Giving back with Buddha
Visitors to the California Arts Council (CAC) Web site (at www.cac.ca.gov) who follow the links to California Arts Day will find a remarkable depiction of the arts in California that looks like a woodcut. It’s a scene of swirling movement in a simple black-and-white scheme, with artists working at their specialties amid a stark but lively California landscape, with foothills in the foreground and mountains in the background. Sacramento artist Michael Welch originally created this lively picture 15 years ago on a commission from the CAC. Welch works as a graphic artist at the Sacramento Natural Foods Co-op and is working on art for its new Elk Grove store. So, if you shop there, you’ve seen his work already. If you went to psychedelic rock shows in Sacramento back in the 20th century, you probably saw it then, too. In the meantime, Welch has “kept himself in cornflakes” with a series of gallery shows—Solomon Dubnick and Shenandoah Gallery—and work in magazines like Sierra and Yoga Journal. His current project is to create 100 digital Buddhas.
What’s your message?
To be able to express who I am, from moment to moment, without having to censor myself. The message is just honesty. Personal integrity and honesty … and innocence, to be able to present myself. I don’t know what’s gonna come up—like this conversation: We have no idea where it’s gonna go, and I like that. That’s the immediacy in life that we’re losing.
How long have you been working with digital art?
That’s something that sprang up out of necessity. I had a daughter, which took a lot of my time, and the only time I had for my artwork was really late at night. There was never enough time to bring out paints and set everything up. I started messing around with the brush tool in Photoshop, and I found that it was fairly similar. I could under-paint, and [I liked] the immediacy of it.
Why 100 Buddhas?
The Buddha is like a touchstone to me. The ground is empty—not bad empty, just empty. Everything is essentially empty. We don’t have that much control over it, but our essence is OK. So, when I look into the images of the Buddha, it tells me that. And since I’m a visual artist, it tells me that in a visual way. Sometimes I’m that simple. I don’t need much philosophy.
I figured I’d just give some of that back. I’ve gotten so much out of them, I just made this commitment to do a hundred of them.
Are they all laughing?
The Tibetans have these wrathful Buddhas. I did that, and I did this tantric couple. I like that about the Tibetans—they also include the wrathful. It’s not like a Christian good-and-evil thing; it’s just acknowledged that there is this energy inside us that can be used to hurt people, or it can be used to venture onward.

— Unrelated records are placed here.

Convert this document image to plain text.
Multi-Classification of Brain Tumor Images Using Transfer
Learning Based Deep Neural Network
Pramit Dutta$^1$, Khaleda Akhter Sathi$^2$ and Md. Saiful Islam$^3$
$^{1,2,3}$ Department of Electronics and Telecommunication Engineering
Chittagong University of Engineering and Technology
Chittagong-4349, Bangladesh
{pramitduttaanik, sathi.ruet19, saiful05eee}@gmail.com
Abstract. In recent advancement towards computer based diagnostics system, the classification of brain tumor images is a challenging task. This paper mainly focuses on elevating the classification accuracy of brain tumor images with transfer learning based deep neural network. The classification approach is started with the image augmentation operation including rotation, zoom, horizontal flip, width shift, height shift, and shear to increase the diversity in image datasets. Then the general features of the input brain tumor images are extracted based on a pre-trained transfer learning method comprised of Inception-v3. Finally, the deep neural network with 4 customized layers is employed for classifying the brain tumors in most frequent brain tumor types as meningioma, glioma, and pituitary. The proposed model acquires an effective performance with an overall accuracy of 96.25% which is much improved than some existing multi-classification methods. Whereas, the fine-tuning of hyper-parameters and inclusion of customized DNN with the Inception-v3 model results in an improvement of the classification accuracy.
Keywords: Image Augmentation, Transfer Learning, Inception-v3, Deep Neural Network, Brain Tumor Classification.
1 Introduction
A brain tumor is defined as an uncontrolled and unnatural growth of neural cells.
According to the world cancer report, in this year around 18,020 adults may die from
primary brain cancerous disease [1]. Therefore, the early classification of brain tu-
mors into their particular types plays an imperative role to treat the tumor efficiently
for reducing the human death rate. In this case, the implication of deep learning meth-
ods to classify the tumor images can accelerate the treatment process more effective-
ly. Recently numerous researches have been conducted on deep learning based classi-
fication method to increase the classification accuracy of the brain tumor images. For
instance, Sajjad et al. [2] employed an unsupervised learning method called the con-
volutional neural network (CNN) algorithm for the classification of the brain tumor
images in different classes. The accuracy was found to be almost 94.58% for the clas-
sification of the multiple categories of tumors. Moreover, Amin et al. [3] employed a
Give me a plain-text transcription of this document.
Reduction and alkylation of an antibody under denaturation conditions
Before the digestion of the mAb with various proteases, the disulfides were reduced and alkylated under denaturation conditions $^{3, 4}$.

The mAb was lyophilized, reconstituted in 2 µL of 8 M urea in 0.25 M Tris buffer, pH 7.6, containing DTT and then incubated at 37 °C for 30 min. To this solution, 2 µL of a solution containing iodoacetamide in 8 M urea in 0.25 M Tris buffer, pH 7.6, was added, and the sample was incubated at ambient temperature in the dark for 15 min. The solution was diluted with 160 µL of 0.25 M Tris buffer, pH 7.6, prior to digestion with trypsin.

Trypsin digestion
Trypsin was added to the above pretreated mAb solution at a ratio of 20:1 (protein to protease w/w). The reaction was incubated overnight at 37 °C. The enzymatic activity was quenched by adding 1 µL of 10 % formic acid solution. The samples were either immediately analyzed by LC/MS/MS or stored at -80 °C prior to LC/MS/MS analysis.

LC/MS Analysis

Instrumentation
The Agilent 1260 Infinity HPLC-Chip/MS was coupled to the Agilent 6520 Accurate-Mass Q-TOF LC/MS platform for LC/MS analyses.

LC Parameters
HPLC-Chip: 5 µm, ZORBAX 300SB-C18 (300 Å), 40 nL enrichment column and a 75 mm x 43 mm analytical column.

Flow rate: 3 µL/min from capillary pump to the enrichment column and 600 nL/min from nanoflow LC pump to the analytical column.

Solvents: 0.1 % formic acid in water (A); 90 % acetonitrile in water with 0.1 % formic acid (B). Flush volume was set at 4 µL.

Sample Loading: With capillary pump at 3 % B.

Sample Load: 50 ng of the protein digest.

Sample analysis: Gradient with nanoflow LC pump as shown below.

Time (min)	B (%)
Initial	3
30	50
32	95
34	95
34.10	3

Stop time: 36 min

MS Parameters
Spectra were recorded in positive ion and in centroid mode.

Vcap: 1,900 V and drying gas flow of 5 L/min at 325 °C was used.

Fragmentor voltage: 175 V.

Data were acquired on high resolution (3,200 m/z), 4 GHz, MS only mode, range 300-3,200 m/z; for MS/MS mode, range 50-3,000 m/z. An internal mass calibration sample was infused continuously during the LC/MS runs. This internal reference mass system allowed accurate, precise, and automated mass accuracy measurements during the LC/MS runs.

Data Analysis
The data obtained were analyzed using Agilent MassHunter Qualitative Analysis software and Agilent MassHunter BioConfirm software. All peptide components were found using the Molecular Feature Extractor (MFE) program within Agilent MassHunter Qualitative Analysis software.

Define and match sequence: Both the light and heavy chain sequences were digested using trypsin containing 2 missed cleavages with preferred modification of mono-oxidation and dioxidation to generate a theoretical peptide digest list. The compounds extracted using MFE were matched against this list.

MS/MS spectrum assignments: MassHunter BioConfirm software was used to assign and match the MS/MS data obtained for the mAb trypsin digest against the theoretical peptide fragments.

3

I think sometimes we need that force inside us. I think that force is essentially good. If people are afraid of it, I think it goes into the unconscious.
How did you get to do the CAC Arts Day poster?
That was just something I did for them a while back, and they used it for their catalog. I guess it’s been hanging around their offices for a while. This Arts Day thing was coming up, and they asked if they could use it.
I used to do this technique called scratchboard, which is kind of like a poor man’s woodcut, an easy woodcut.
When they printed it, it looked like a woodcut. It just shows music and art and dance. A pretty simple depiction of art in California.
You made the scene doing psychedelic art for rock shows in Sacramento as a teenager. What was that like?
I was really young, probably still in high school. There was a lot of music in Sacramento. It was huge. There was music everywhere. There were dozens of little clubs, and I had a light show. I hooked on with this company called Simultaneous Avalanche. A friend of mine and I did posters of them. We did Blue Cheer, and then also there was an off-campus newspaper at [California State University, Sacramento]. I also did artwork for it. C.K. McClatchy High School also had an off-campus newspaper. Those students were questioning. You don’t see that anymore. Not enough of it.
Do you find Sacramento’s landscape inspiring?
I think we’ve made a lot of mistakes with the way we design cities. It’s all designed around the automobile. We’ve got two rivers here, and if there wasn’t so much smog we could probably see the hills. But who wants to be stuck in traffic?
It’s a challenge, but challenge is good. It would be nice to hit a trail.